At this point, however, difficulties arise regarding the linking of the PP framework with the research framework motivated by the FEP. Before discussing them (cf. §4), it is necessary to at least briefly explain what the FEP is.

The FEP was introduced by Karl Friston and colleagues as a mathematical framework that specifies the objective function that self-organizing systems need to minimize in order to change their relationship with the environment and maintain thermodynamic homeostasis (Friston, 2009, 2010, 2012; Friston & Stephan, 2007; Friston et al., 2006; cf. Andrews, 2021). Originally, the FEP was a principle explaining how the sensory cortex infers the causes of its inputs and learns causal regularities. What distinguished the FEP from other theories of inference (cf. Gregory, 1966; Rock, 1983) is the fact that all cognitive processes and functions, not only perceptual, can be explained in terms of one unifying principle, which is the minimization of free energy (Bruineberg et al., 2021, p. 3; cf. Friston, 2010). Later, the validity of the FEP was extended from perception and action to organization of all self-organizing systems: from unicellular cells to social networks (cf. Friston, 2009, p. 293; 2013; Wiese & Friston, 2021).Footnote 5

According to the current formulation of this principleFootnote 6 any self-organizing system that is at a nonequilibrium steady-state (NESS) with its environment must minimize its free energy.Footnote 7 In other words, any “thing” that achieves NESS can be construed as performing a Bayesian inference with posterior beliefs that are parameterized by the thing’s (model’s) internal states. In other words, the FEP offers an interpretation of mechanical theories of systems as if they possess (Bayesian) beliefs (Ramstead et al., 2023, p. 2). This is related to the fact that the state flow of a given self-organizing system can be described as a function of their NESS density. The system, if it exists, can be described in terms of a random dynamic system (in terms of Dynamic System Theory—DST) that evolves, which means that it can be said to change over time, subject to random fluctuations. It must be added that any self-organizing system that is at NESS, i.e., one that has an attracting set, can be described in terms of Markov blankets (Friston, 2013; Friston et al., 2020; Wiese & Friston, 2021).Footnote 8

NESS density means a certain probability of finding it in a particular state when the system is observed at random (Friston et al., 2020, p. 4). In this sense, everything that exists is characterized by properties that remain unchanged or stable enough to be measured over time. In other words, this means that the states of a given system behave as if they are trying to minimize exactly the same quantity: the surprisal of states that constitute the thing, system, and so on.
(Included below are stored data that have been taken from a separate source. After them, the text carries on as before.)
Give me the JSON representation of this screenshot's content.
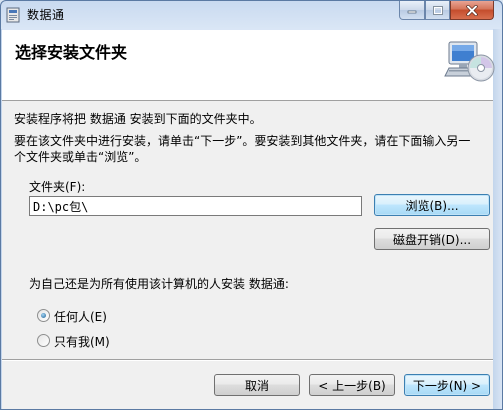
{
  "window": {
    "title": "数据通",
    "icons": {
      "app": "installer-icon",
      "minimize": "minimize-icon",
      "maximize": "maximize-icon",
      "close": "close-icon"
    }
  },
  "header": {
    "title": "选择安装文件夹",
    "icon": "computer-cd-setup-icon"
  },
  "body": {
    "intro_line": "安装程序将把 数据通 安装到下面的文件夹中。",
    "instructions_line1": "要在该文件夹中进行安装，请单击“下一步”。要安装到其他文件夹，请在下面输入另一",
    "instructions_line2": "个文件夹或单击“浏览”。",
    "folder_label": "文件夹(F):",
    "folder_value": "D:\\pc包\\",
    "browse_label": "浏览(B)...",
    "disk_cost_label": "磁盘开销(D)...",
    "install_for_question": "为自己还是为所有使用该计算机的人安装 数据通:",
    "radio_everyone": "任何人(E)",
    "radio_just_me": "只有我(M)",
    "selected_option": "任何人(E)"
  },
  "footer": {
    "cancel_label": "取消",
    "back_label": "< 上一步(B)",
    "next_label": "下一步(N) >"
  },
  "colors": {
    "title_bar": "#d5e2f2",
    "header_bg": "#ffffff",
    "body_bg": "#f0f0f0",
    "close_button": "#c44d2c",
    "focused_button_border": "#3c7fb1",
    "radio_dot": "#1a5d92"
  }
}
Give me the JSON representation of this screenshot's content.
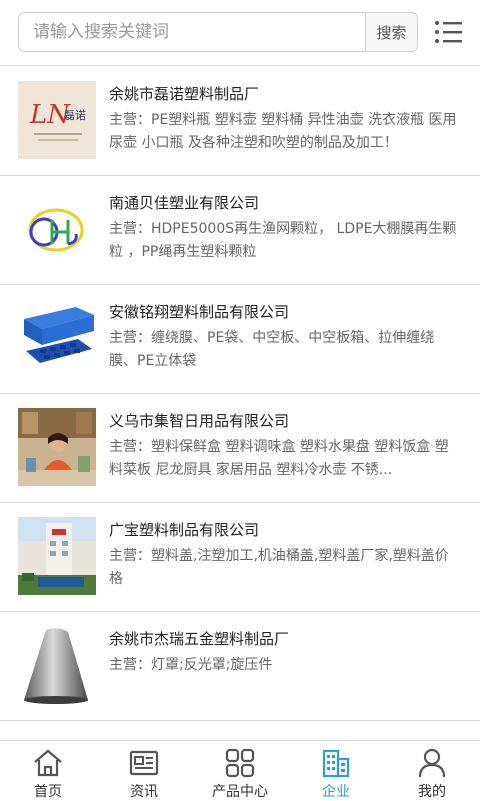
{
  "search": {
    "placeholder": "请输入搜索关键词",
    "button_label": "搜索"
  },
  "companies": [
    {
      "name": "余姚市磊诺塑料制品厂",
      "desc": "主营：PE塑料瓶 塑料壶 塑料桶 异性油壶 洗衣液瓶 医用尿壶 小口瓶 及各种注塑和吹塑的制品及加工！",
      "logo_text": "磊诺"
    },
    {
      "name": "南通贝佳塑业有限公司",
      "desc": "主营：HDPE5000S再生渔网颗粒， LDPE大棚膜再生颗粒 ，PP绳再生塑料颗粒"
    },
    {
      "name": "安徽铭翔塑料制品有限公司",
      "desc": "主营：缠绕膜、PE袋、中空板、中空板箱、拉伸缠绕膜、PE立体袋"
    },
    {
      "name": "义乌市集智日用品有限公司",
      "desc": "主营：塑料保鲜盒 塑料调味盒 塑料水果盘 塑料饭盒 塑料菜板 尼龙厨具 家居用品 塑料冷水壶 不锈..."
    },
    {
      "name": "广宝塑料制品有限公司",
      "desc": "主营：塑料盖,注塑加工,机油桶盖,塑料盖厂家,塑料盖价格"
    },
    {
      "name": "余姚市杰瑞五金塑料制品厂",
      "desc": "主营：灯罩;反光罩;旋压件"
    }
  ],
  "tabbar": [
    {
      "label": "首页",
      "icon": "home-icon",
      "active": false
    },
    {
      "label": "资讯",
      "icon": "news-icon",
      "active": false
    },
    {
      "label": "产品中心",
      "icon": "grid-icon",
      "active": false
    },
    {
      "label": "企业",
      "icon": "building-icon",
      "active": true
    },
    {
      "label": "我的",
      "icon": "user-icon",
      "active": false
    }
  ],
  "colors": {
    "accent": "#2a9fd8",
    "divider": "#dcdcdc"
  }
}
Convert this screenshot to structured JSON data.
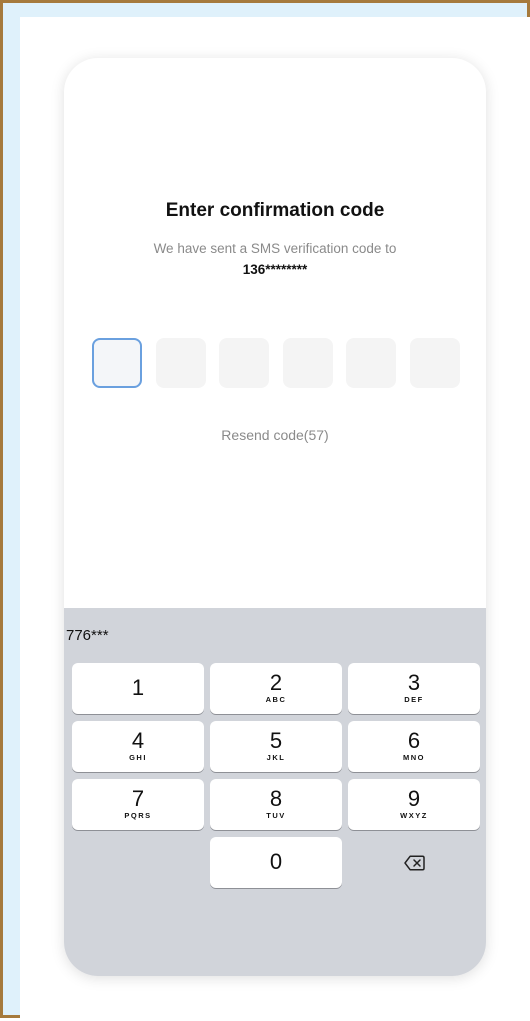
{
  "screen": {
    "title": "Enter confirmation code",
    "subtitle": "We have sent a SMS verification code to",
    "phone_number": "136********",
    "resend_label": "Resend code(57)"
  },
  "code_input": {
    "length": 6,
    "active_index": 0,
    "values": [
      "",
      "",
      "",
      "",
      "",
      ""
    ]
  },
  "keyboard": {
    "suggestion": "776***",
    "keys": [
      {
        "digit": "1",
        "letters": ""
      },
      {
        "digit": "2",
        "letters": "ABC"
      },
      {
        "digit": "3",
        "letters": "DEF"
      },
      {
        "digit": "4",
        "letters": "GHI"
      },
      {
        "digit": "5",
        "letters": "JKL"
      },
      {
        "digit": "6",
        "letters": "MNO"
      },
      {
        "digit": "7",
        "letters": "PQRS"
      },
      {
        "digit": "8",
        "letters": "TUV"
      },
      {
        "digit": "9",
        "letters": "WXYZ"
      },
      {
        "digit": "0",
        "letters": ""
      }
    ],
    "delete_icon": "backspace-icon"
  },
  "colors": {
    "frame_border": "#a67a3c",
    "frame_background": "#dff1fb",
    "active_box_border": "#6aa0df",
    "keyboard_background": "#d1d4da"
  }
}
That is, everything that exists will act as if to minimize the entropy of its particular states over time. Thus, open systems that are far away from equilibrium resist the second law of thermodynamics (Friston & Stephan, 2007; cf. Davies, 2019; Ueltzhöffer, 2019). What exists must be in a sense self-evidencing, meaning that it must maximize a particular model evidence or equivalently minimize surprisal (cf. Hohwy, 2016). This way, according to Friston and colleagues, it is possible to interpret the flow of (expected) autonomous states of the model as a gradient flow on something what we know as VFE,Footnote 9 and at the same time allows us to think of systems that have Markov blankets as “agents” that optimize the evidence for their own existence. In this sense, their internal states with the blanket surrounding them are (in some sense) autonomous (Kirchhoff et al., 2018, p. 2; cf. Friston et al., 2020). Autonomy understood in this way allows us to think of “agents” as adaptive systems, where adaptivity refers to an ability to operate differentially in certain circumstances. This means that a system that is not adaptive, suggesting that it does not have a Markov blanket and cannot exist.Footnote 10

On the basis of the conducted analyses, it can be concluded that the FEP, as a formal statement—the existential imperatives for any system that manages to survive in a changing environment—can be treated as a generalization of the second law of thermodynamics to NESS (Parr et al., 2020). In that sense, the FEP is true for any bounded stationary system that is far from equilibrium, because the FEP applies to all self-organizing systems at NESS (meaning that the FEP applies to all systems equipped with the generative model because NESS density can be described in the terms of generative model [Friston, 2019, p. 89; cf. Sakthivadivel, 2022]).Footnote 11

3 Systems tradition of mechanistic explanation and the constraint-based mechanisms approach

In §1, I drew attention to the fact that many researchers either have doubts about the actual integration of PP with the FEP—where the FEP would offer an explanatory significant contribution to the mechanistic PP (cf. Gładziejewski, 2019; Harkness, 2015; Hohwy, 2020), or even negate such a possibility (cf. Colombo & Palacios, 2021; Colombo & Wright, 2021; Williams, 2021). In this paper, I propose a different research perspective, according to which the FEP imposes an explanatory relevant informational constraint (i.e., VFE) on the mechanistic architecture postulated by PP. In order to justify this view, I will refer to the position I call the constraint-based mechanisms approach. Before I develop my argument, however, it is necessary to explain, albeit briefly, what this approach is.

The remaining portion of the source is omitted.